The BBC said that director-general Tim Davie and head of news Deborah Turness both announced their resignations on Sunday.

Britain’s public broadcaster has been criticized for editing a speech Trump made on Jan. 6, 2021, before protesters attacked the Capitol in Washington.

Critics said that the way the speech was edited for a BBC documentary was misleading and cut out a section where Trump said that he wanted supporters to demonstrate peacefully.

In a letter to staff, Davie said quitting the job after five years “is entirely my decision.” He said that he was “working through exact timings with the Board to allow for an orderly transition to a successor over the coming months.”

Turness said that the controversy about the Trump documentary “has reached a stage where it is causing damage to the BBC — an institution that I love. As the CEO of BBC News and Current Affairs, the buck stops with me.”

A woman speakingBBC head of news Deborah Turness announced her resignation Sunday. (Belinda Jiao/Reuters)

“While mistakes have been made, I want to be absolutely clear recent allegations that BBC News is institutionally biased are wrong,” she said in a note to staff.

Trump posted a link to a Daily Telegraph story about the speech-editing on his Truth Social network, thanking the newspaper “for exposing these Corrupt ‘Journalists.’ These are very dishonest people who tried to step on the scales of a Presidential Election.” He called that “a terrible thing for Democracy!”

White House press secretary Karoline Leavitt reacted on X, posting a screen grab of an article headlined “Trump goes to war with ‘fake news’ BBC” beside another about Davie’s resignation, with the words “shot” and “chaser.”

BBC facing criticism from all sides

Pressure on the broadcaster’s top executives has been growing since the right-leaning Telegraph newspaper published parts of a dossier complied by Michael Prescott, who had been hired to advise the BBC on standards and guidelines.

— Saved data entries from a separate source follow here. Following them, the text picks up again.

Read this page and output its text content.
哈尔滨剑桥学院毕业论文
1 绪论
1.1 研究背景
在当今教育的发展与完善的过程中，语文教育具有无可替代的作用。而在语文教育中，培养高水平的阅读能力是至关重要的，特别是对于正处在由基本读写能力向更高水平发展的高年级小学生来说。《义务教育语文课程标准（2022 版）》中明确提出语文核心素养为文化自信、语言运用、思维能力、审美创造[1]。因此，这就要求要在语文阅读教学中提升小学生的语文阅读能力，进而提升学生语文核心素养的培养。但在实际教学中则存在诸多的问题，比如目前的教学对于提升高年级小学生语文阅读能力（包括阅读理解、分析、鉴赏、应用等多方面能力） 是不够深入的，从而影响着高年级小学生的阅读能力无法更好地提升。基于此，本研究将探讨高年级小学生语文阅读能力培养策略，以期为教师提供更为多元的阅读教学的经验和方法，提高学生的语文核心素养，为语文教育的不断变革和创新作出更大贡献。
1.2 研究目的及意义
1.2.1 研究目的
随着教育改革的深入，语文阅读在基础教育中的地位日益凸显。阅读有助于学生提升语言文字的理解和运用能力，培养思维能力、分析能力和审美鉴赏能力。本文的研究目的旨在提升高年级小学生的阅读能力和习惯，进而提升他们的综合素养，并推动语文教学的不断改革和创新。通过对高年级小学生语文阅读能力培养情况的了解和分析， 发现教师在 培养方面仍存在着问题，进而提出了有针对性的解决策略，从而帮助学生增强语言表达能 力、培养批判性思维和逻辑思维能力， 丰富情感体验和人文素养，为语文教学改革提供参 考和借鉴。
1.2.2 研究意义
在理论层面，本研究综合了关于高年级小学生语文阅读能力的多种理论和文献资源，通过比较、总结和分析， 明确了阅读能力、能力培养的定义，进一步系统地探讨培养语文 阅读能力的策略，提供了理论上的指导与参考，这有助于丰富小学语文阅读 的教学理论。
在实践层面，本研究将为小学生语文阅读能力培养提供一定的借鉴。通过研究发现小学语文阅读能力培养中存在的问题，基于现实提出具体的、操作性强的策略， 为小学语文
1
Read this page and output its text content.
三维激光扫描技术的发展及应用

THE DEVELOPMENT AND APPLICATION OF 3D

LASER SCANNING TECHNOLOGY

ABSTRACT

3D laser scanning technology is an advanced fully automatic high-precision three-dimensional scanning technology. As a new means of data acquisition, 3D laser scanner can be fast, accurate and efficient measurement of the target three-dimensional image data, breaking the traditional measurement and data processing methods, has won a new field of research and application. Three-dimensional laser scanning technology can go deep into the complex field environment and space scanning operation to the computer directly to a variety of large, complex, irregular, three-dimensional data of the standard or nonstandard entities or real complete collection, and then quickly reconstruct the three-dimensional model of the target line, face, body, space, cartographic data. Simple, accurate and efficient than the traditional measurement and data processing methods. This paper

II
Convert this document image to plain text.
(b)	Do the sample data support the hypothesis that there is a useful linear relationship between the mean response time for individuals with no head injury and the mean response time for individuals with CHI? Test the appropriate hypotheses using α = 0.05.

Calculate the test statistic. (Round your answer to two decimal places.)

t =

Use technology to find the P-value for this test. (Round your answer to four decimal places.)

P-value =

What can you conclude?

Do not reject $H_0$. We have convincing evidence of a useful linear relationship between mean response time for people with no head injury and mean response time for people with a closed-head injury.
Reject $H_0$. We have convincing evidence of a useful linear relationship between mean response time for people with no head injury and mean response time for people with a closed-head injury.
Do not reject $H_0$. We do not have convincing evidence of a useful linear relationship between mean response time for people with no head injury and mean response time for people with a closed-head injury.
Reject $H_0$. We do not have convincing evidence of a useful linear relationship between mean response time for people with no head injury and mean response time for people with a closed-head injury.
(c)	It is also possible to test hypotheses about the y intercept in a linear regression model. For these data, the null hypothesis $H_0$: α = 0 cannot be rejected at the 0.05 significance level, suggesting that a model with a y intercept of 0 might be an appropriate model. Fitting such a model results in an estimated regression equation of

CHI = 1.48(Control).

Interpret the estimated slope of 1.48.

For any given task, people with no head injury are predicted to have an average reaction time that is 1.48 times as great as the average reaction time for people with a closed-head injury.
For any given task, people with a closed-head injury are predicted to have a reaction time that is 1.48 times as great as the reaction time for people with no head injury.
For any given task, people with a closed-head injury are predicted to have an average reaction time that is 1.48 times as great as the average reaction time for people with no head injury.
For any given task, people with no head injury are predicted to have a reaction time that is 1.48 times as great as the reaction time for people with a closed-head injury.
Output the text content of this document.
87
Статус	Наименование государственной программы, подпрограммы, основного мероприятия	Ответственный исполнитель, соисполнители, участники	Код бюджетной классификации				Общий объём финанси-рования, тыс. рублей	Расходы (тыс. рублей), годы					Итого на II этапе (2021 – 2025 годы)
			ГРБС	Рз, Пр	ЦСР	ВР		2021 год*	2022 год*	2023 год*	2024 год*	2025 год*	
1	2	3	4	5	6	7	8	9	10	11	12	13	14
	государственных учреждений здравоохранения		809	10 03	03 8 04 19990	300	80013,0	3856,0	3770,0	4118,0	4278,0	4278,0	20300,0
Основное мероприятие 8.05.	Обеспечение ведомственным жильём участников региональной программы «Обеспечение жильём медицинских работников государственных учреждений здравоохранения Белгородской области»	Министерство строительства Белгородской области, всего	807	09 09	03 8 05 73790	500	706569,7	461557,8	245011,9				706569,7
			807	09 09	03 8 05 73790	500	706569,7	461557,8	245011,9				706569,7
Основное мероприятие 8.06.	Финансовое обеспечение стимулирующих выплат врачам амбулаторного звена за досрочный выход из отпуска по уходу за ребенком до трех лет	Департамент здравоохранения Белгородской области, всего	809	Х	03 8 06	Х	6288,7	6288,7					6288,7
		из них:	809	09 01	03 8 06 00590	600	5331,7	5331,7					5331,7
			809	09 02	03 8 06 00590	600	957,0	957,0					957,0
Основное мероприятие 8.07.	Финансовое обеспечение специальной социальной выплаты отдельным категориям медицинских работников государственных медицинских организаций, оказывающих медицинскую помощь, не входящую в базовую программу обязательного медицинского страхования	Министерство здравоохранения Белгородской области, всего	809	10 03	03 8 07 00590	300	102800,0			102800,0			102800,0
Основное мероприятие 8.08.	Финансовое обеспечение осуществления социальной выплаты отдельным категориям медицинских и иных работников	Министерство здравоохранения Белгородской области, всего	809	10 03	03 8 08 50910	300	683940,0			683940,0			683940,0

As well as the Trump edit, it criticized the BBC’s coverage of transgender issues and raised concerns of anti-Israel bias in the BBC’s Arabic service.

The BBC faces greater scrutiny than other broadcasters — and criticism from its commercial rivals — because of its status as a national institution funded through an annual licence fee of 174.50 pounds ($322.09 Cdn) paid by all households with a television.

The BBC airs vast reams of entertainment and sports programming across multiple television and radio stations and online platforms — but it’s the BBC’s news output that is most often under scrutiny.

It also is bound by the terms of its charter to be impartial in its output, and critics are quick to point out when they think it has failed. It’s frequently a political football, with conservatives seeing a leftist slant in its news output and some liberals accusing it of having a conservative bias.

It has also been criticized from all angles over its coverage of the Israel-Hamas war in Gaza. In February, the BBC removed a documentary about Gaza from its streaming service after it emerged that the child narrator was the son of an official in the Hamas-led government.

Kemi Badenoch, leader of the opposition Conservative Party, said that the BBC was full of “institutional bias,” and “the new leadership must now deliver genuine reform of the culture of the BBC, top to bottom.”

Lisa Nandy, the minister in charge of media in Britain’s centre-left Labour government, thanked Davie for his work and said that the government would help the BBC secure “its role at the heart of national life for decades to come.”

“Now more than ever, the need for trusted news and high quality programming is essential to our democratic and cultural life, and our place in the world,” Nandy said.